Home

SCHRIFTELIJKE VRAAG nr. 2713/97 van Lutz GOEPEL aan de Commissie. Uitsplitsing van de middelen van het EOGFL- afdeling Garantie naar lidstaten en middelenverdeling bij bepaalde inkomenssubsidies

SCHRIFTELIJKE VRAAG nr. 2713/97 van Lutz GOEPEL aan de Commissie. Uitsplitsing van de middelen van het EOGFL- afdeling Garantie naar lidstaten en middelenverdeling bij bepaalde inkomenssubsidies

SCHRIFTELIJKE VRAAG P-2713/97 van Lutz Goepel (PPE) aan de Commissie (28 juli 1997)

Betreft: Uitsplitsing van de middelen van het EOGFL-afdeling Garantie naar lidstaten en middelenverdeling bij bepaalde inkomenssubsidies

Door de hervorming van het GLB in 1992 is de steunverlening in de landbouw ingrijpend veranderd. Toch klinkt er van verschillende kanten kritiek als zouden ook na de hervorming bepaalde lidstaten, bepaalde landbouwsectoren en bepaalde bedrijfsgroottes in bijzondere mate profiteren van de betalingen uit het EOGFL-afdeling Garantie. Kan de Commissie daarom - voor het EOGFL-afdeling Garantie in de begrotingsjaren 1993 tot 1996 - informatie verstrekken over:

1. het financieringsaandeel van de afzonderlijke lidstaten in het EOGFL-Garantie en het bedrag dat naar de lidstaten is teruggevloeid, rekening houdend met het feit dat exportrestituties die een lidstaat worden vergoed, niet per se betrekking hebben op een product dat in diezelfde lidstaat is geproduceerd;

2. de berekeningsgrondslag voor de vermeende overcompensatie in de graansector, het in totaal hiermee gemoeide bedrag en de desbetreffende periode, alsmede de uitsplitsing van deze vermeende overcompensatie naar lidstaten en eventueel naar regio's en naar bedrijfstype en -omvang;

3. het waarheidsgehalte van de bewering dat 20% van de bedrijven 80% van de EOGFL-middelen ontvangt.
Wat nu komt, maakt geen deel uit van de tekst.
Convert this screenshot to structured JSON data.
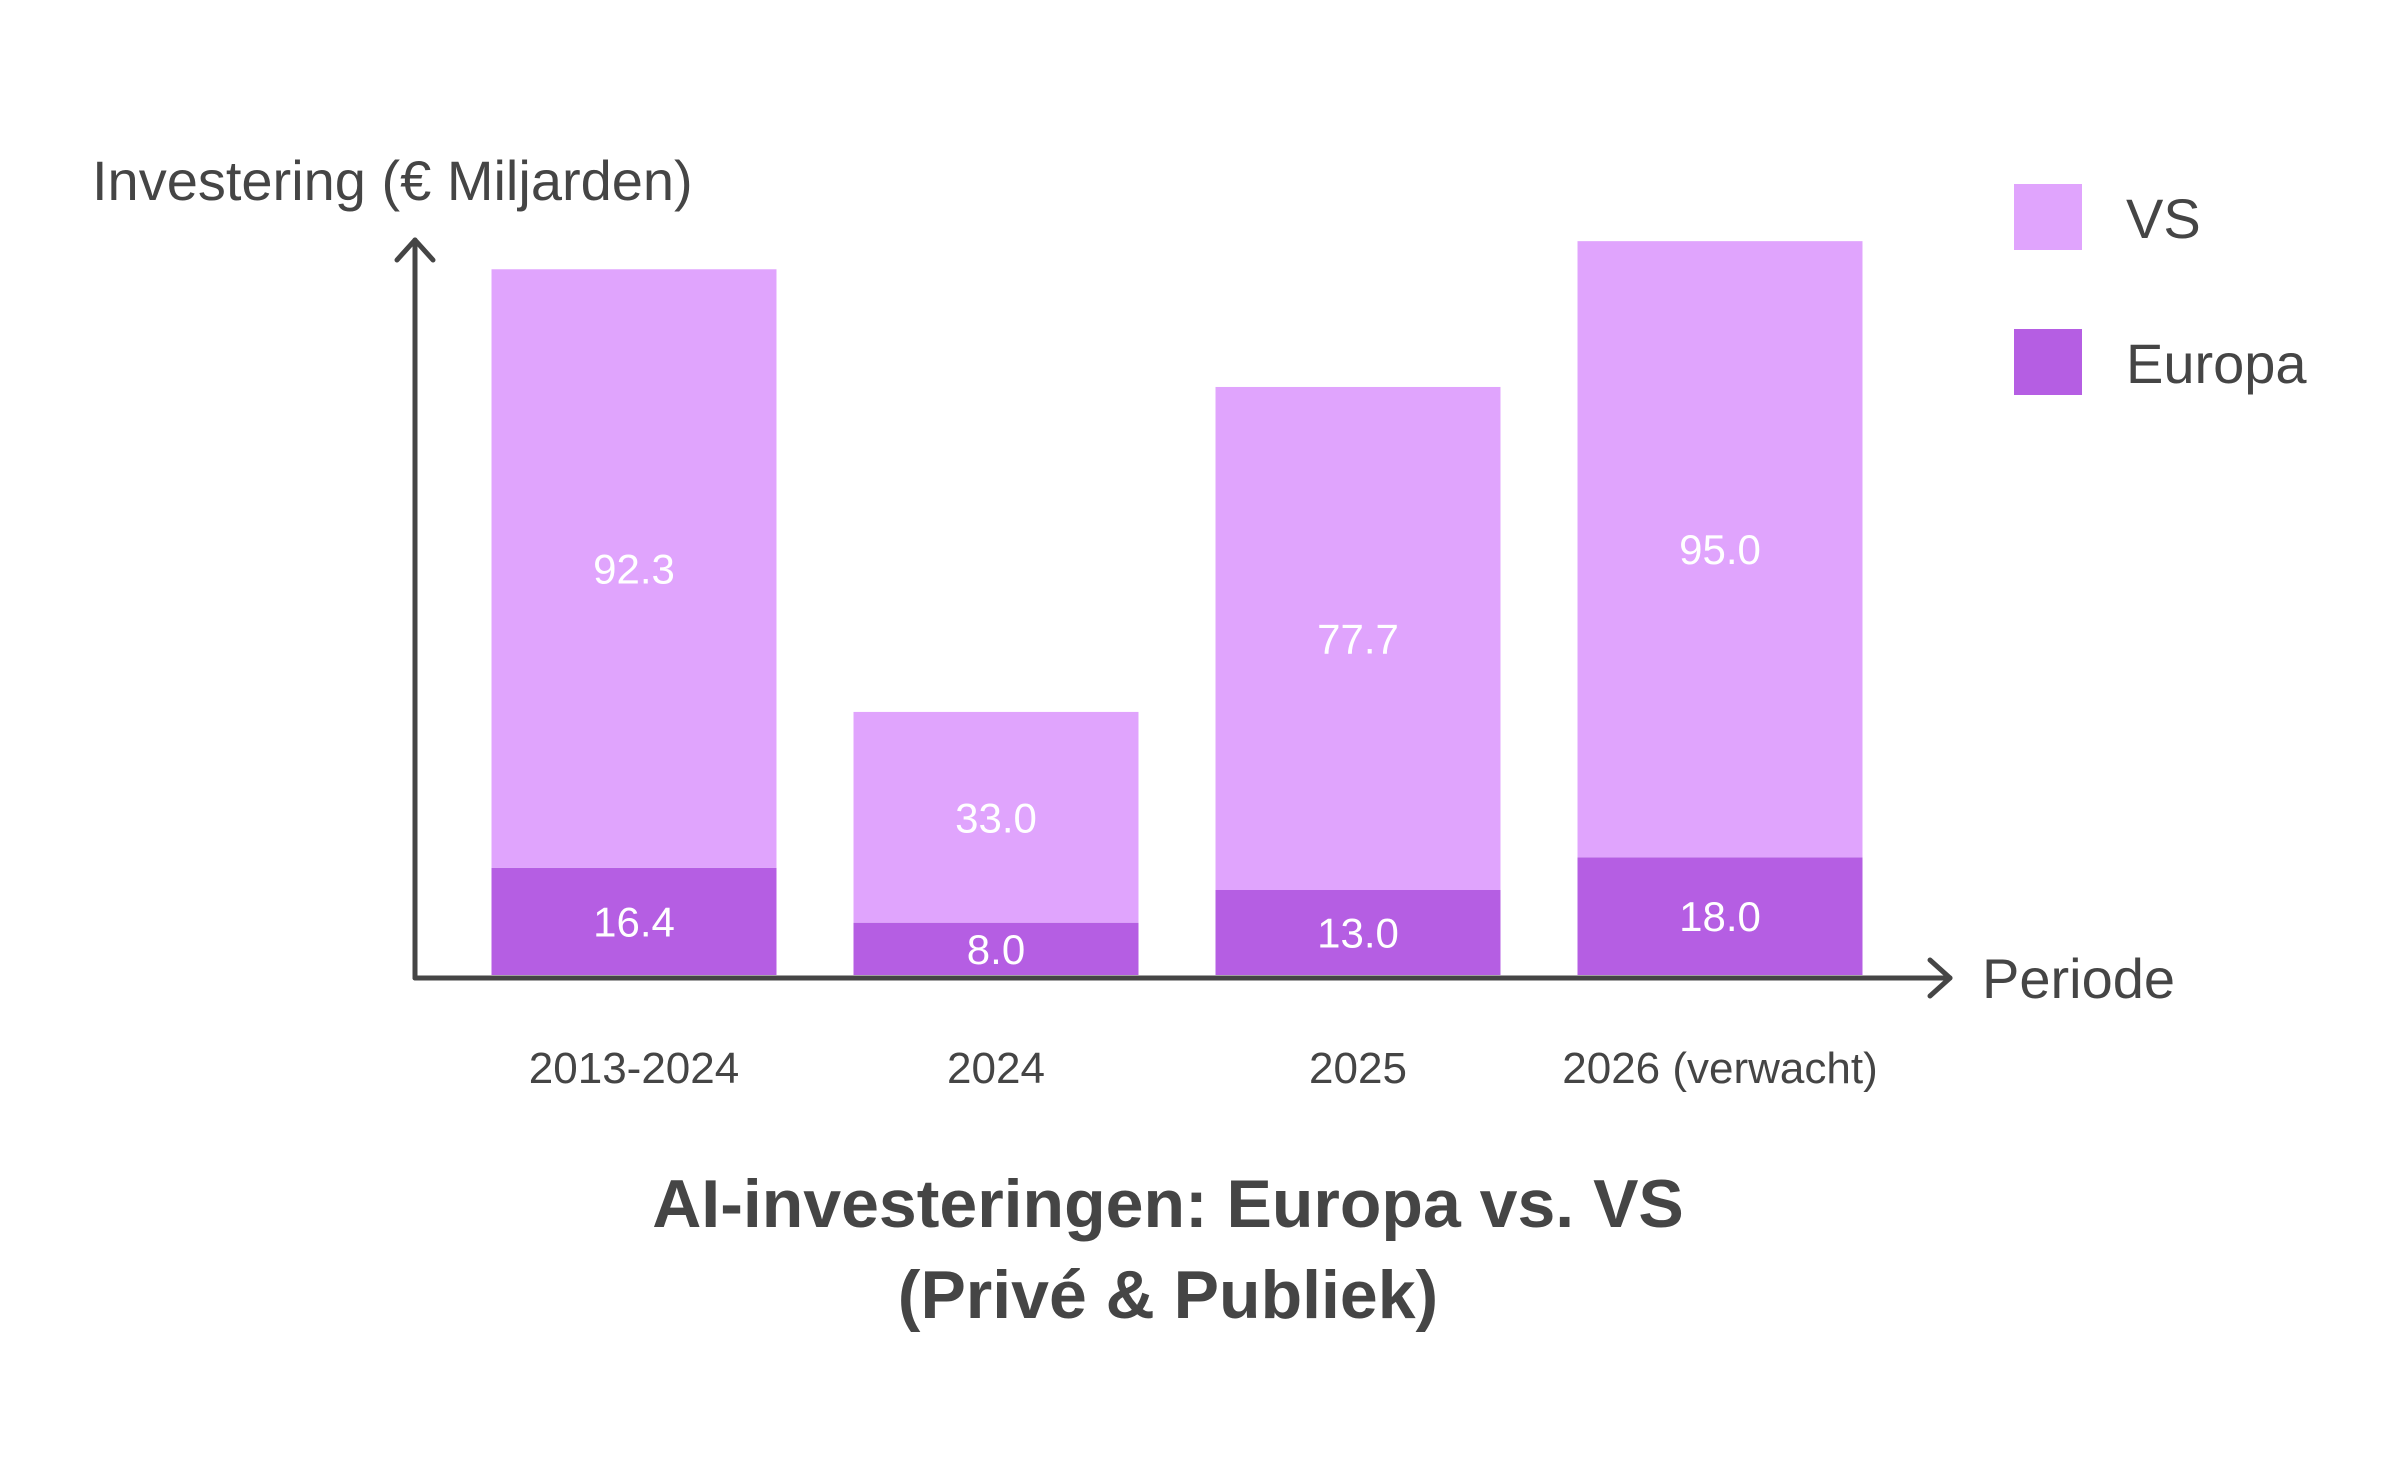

Indien dit niet juist is, hoe is dan de verdeling van de EOGFL-middelen over de landbouwbedrijven in de afzonderlijke lidstaten van de EU?

Antwoord van de heer Fischler namens de Commissie (22 september 1997)

1. Een tabel van de uitgaven van het Europese Orientatie- en Garantiefonds voor de Landbouw (EOGFL), afdeling Garantie, voor de begrotingsjaren 1993 tot en met 1996, uitgesplitst naar lidstaat, wordt rechtstreeks aan het geachte Parlementslid, en aan het Secretariaat-generaal van het Parlement toegezonden.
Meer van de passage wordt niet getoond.